One hundred years ago, on a wintry February night in 1887, ten men, huddling around a potbellied stove in the Lansdowne railway station, agreed to organize a Presbyterian church in the area. The impetus for their decision came from the missionary zeal of the Rev. Dr. James Roberts, Pastor of the Presbyterian Church of Darby, and from the lay leadership of Joseph L. Davis, an experienced Philadelphia churchman who had recently relocated in the southcentral section of old Upper Darby Township. Six years later, in 1893, approximately one square mile of that land was incorporated as the Borough of Lansdowne.

Fifty-one persons attended the first Sunday School morning session on February 27, and 80 gathered for Dr. Robert’s first service of worship in the late afternoon. For one year the growing congregation met in a refurbished warehouse on Wycombe Avenue, lent them rent-free by Joseph Powell, a member of the Lansdowne Society of Friends.

On Sunday, February 26, 1888, the members walked in procession from the warehouse, up Lansdowne Avenue to their newly completed sanctuary with a seating capacity of 365. The small church had been built on a 120-foot-wide strip of land running from Lansdowne to Owen Avenues, just south of Greenwood, the gift of Mr. & Mrs. W. Albert Johnson from their large farm. The manse facing Owen Avenue was completed in 1891, the same year in which the first small public school was erected on Highland Avenue.

With church-going Christians, mostly Protestants, moving from Philadelphia to the more quiet, greener suburbs, Lansdowne and its new churches – Baptist, Episcopalian, Methodist, Presbyterian and Roman Catholic – began to burgeon. Lansdowne property with an assessed value in 1892 of $100,000 rose to $31,488,875 by 1908. The population estimated in 1880 at 200 jumped by 1908 to 4500.

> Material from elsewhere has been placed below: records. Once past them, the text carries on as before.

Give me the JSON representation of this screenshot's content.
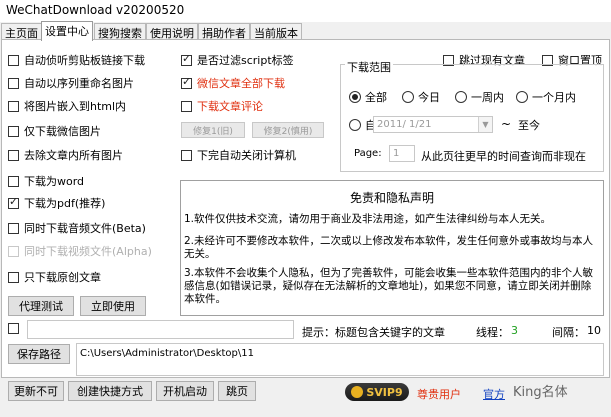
{
  "window": {
    "title": "WeChatDownload v20200520"
  },
  "tabs": [
    "主页面",
    "设置中心",
    "搜狗搜索",
    "使用说明",
    "捐助作者",
    "当前版本"
  ],
  "left_options": [
    {
      "label": "自动侦听剪贴板链接下载",
      "checked": false
    },
    {
      "label": "自动以序列重命名图片",
      "checked": false
    },
    {
      "label": "将图片嵌入到html内",
      "checked": false
    },
    {
      "label": "仅下载微信图片",
      "checked": false
    },
    {
      "label": "去除文章内所有图片",
      "checked": false
    },
    {
      "label": "下载为word",
      "checked": false
    },
    {
      "label": "下载为pdf(推荐)",
      "checked": true
    },
    {
      "label": "同时下载音频文件(Beta)",
      "checked": false
    },
    {
      "label": "同时下载视频文件(Alpha)",
      "checked": false,
      "disabled": true
    },
    {
      "label": "只下载原创文章",
      "checked": false
    }
  ],
  "middle_options": [
    {
      "label": "是否过滤script标签",
      "checked": true
    },
    {
      "label": "微信文章全部下载",
      "checked": true,
      "red": true
    },
    {
      "label": "下载文章评论",
      "checked": false,
      "red": true
    }
  ],
  "repair_buttons": {
    "r1": "修复1(旧)",
    "r2": "修复2(慎用)"
  },
  "auto_shutdown": "下完自动关闭计算机",
  "top_right": {
    "skip_existing": "跳过现有文章",
    "window_top": "窗口置顶"
  },
  "range": {
    "title": "下载范围",
    "options": [
      "全部",
      "今日",
      "一周内",
      "一个月内"
    ],
    "selected": "全部",
    "custom": "自定义",
    "date_value": "2011/ 1/21",
    "tilde": "~",
    "until_now": "至今",
    "page_label": "Page:",
    "page_value": "1",
    "page_hint": "从此页往更早的时间查询而非现在"
  },
  "buttons": {
    "proxy_test": "代理测试",
    "use_now": "立即使用"
  },
  "notice": {
    "title": "免责和隐私声明",
    "p1": "1.软件仅供技术交流，请勿用于商业及非法用途，如产生法律纠纷与本人无关。",
    "p2": "2.未经许可不要修改本软件，二次或以上修改发布本软件，发生任何意外或事故均与本人无关。",
    "p3": "3.本软件不会收集个人隐私，但为了完善软件，可能会收集一些本软件范围内的非个人敏感信息(如错误记录，疑似存在无法解析的文章地址)，如果您不同意，请立即关闭并删除本软件。"
  },
  "status": {
    "tip_label": "提示：标题包含关键字的文章",
    "threads_label": "线程：",
    "threads_value": "3",
    "interval_label": "间隔：",
    "interval_value": "10"
  },
  "save_path": {
    "button": "保存路径",
    "value": "C:\\Users\\Administrator\\Desktop\\11"
  },
  "footer_buttons": [
    "更新不可",
    "创建快捷方式",
    "开机启动",
    "跳页"
  ],
  "vip": {
    "label": "SVIP9",
    "user": "尊贵用户",
    "link": "官方"
  },
  "watermark": "King名体",
  "colors": {
    "red": "#e03010",
    "green": "#20a020",
    "link": "#1040c0"
  }
}
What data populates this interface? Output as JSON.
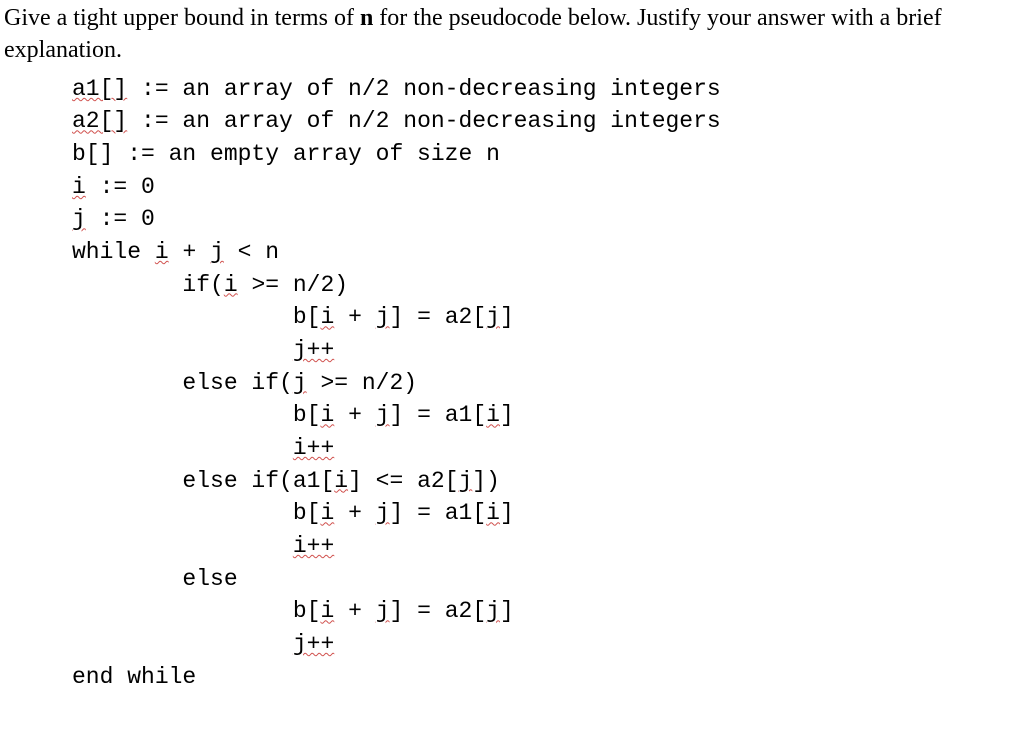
{
  "prompt": {
    "pre": "Give a tight upper bound in terms of ",
    "bold": "n",
    "post": " for the pseudocode below. Justify your answer with a brief explanation."
  },
  "code": {
    "l01a": "a1[]",
    "l01b": " := an array of n/2 non-decreasing integers",
    "l02a": "a2[]",
    "l02b": " := an array of n/2 non-decreasing integers",
    "l03": "b[] := an empty array of size n",
    "l04a": "i",
    "l04b": " := 0",
    "l05a": "j",
    "l05b": " := 0",
    "l06a": "while ",
    "l06b": "i",
    "l06c": " + ",
    "l06d": "j",
    "l06e": " < n",
    "l07a": "        if(",
    "l07b": "i",
    "l07c": " >= n/2)",
    "l08a": "                b[",
    "l08b": "i",
    "l08c": " + ",
    "l08d": "j",
    "l08e": "] = a2[",
    "l08f": "j",
    "l08g": "]",
    "l09a": "                ",
    "l09b": "j++",
    "l10a": "        else if(",
    "l10b": "j",
    "l10c": " >= n/2)",
    "l11a": "                b[",
    "l11b": "i",
    "l11c": " + ",
    "l11d": "j",
    "l11e": "] = a1[",
    "l11f": "i",
    "l11g": "]",
    "l12a": "                ",
    "l12b": "i++",
    "l13a": "        else if(a1[",
    "l13b": "i",
    "l13c": "] <= a2[",
    "l13d": "j",
    "l13e": "])",
    "l14a": "                b[",
    "l14b": "i",
    "l14c": " + ",
    "l14d": "j",
    "l14e": "] = a1[",
    "l14f": "i",
    "l14g": "]",
    "l15a": "                ",
    "l15b": "i++",
    "l16": "        else",
    "l17a": "                b[",
    "l17b": "i",
    "l17c": " + ",
    "l17d": "j",
    "l17e": "] = a2[",
    "l17f": "j",
    "l17g": "]",
    "l18a": "                ",
    "l18b": "j++",
    "l19": "end while"
  }
}
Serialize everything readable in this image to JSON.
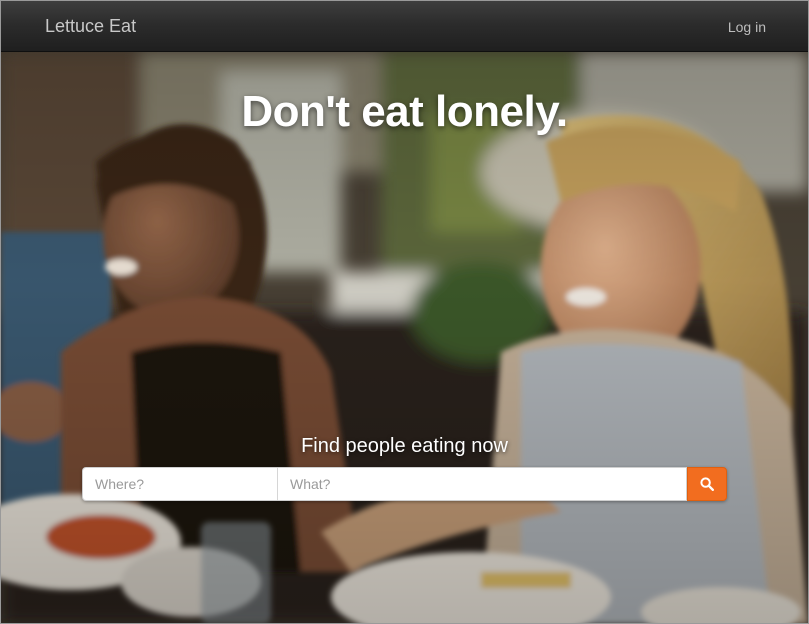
{
  "navbar": {
    "brand": "Lettuce Eat",
    "login_label": "Log in"
  },
  "hero": {
    "headline": "Don't eat lonely.",
    "subhead": "Find people eating now",
    "search": {
      "where_placeholder": "Where?",
      "what_placeholder": "What?",
      "button_icon": "search-icon"
    }
  },
  "colors": {
    "accent": "#f26d1f",
    "navbar": "#2c2c2c"
  }
}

When the new pastor, the Rev. William A. Boyd, arrived in the Spring of 1893, he found that he had more members than seats in his sanctuary. By 1900 he had in hand an architects drawing for the present larger church, and in May, 1916, midway between the outbreak of World War I and our own country’s involvement, the congregation held its first service of worship in the new edifice. By Armistice Day the church was free of debt and members were planning to put in place a stained-glassed Victory Memorial window to honor their76 returning veterans and the four Gold Star members.

This past May the leaden box which had been placed in the cornerstone of the present church at its dedication in September, 1915, was retrieved under the direction of church historian J. Edwin Flannery. In it he found a Bible, documents on the early history of the church, and unique copies of. two 1915 Lansdowne weeklies. On June 14, 1987, at a rededication service new material was sealed into the cornerstone for opening in the 21st century.

Dr. William B. Sanford, Dr. Boyd’s successor, during his eleven-year pastorate (1923-34) did much to expand the church school program and supervised the building of an addition to accommodate the larger enrollment. The stock crash of 1929, however, affected Lansdownians severely and obliged the retiring Dr. Sanford to leave his successor, Dr. G. Malcolm Van Dyke (Pastorate: 1935-66), with a large indebtedness which made his first decade a difficult one.

Once World War II ended, the church enjoyed its fullest years: a Moller organ in 1946, increased staff, and especially generous gifts to benevolent causes. The membership soared in 1954 to 1833, with the Early Christian Men’s Class attendance reaching 300 on particular Sundays.

But the movement in the late 1950’s from South and West Philadelphia to Delaware County of a new wave of Christians with established family ties with the Roman Catholic faith led inevitably to the decline of membership in the Protestant churches. Even more conducive to change in the Lansdowne churches has been the trend since the late 1960’s toward an increasingly secular society with people less inclined to attend and support traditional forms of worship.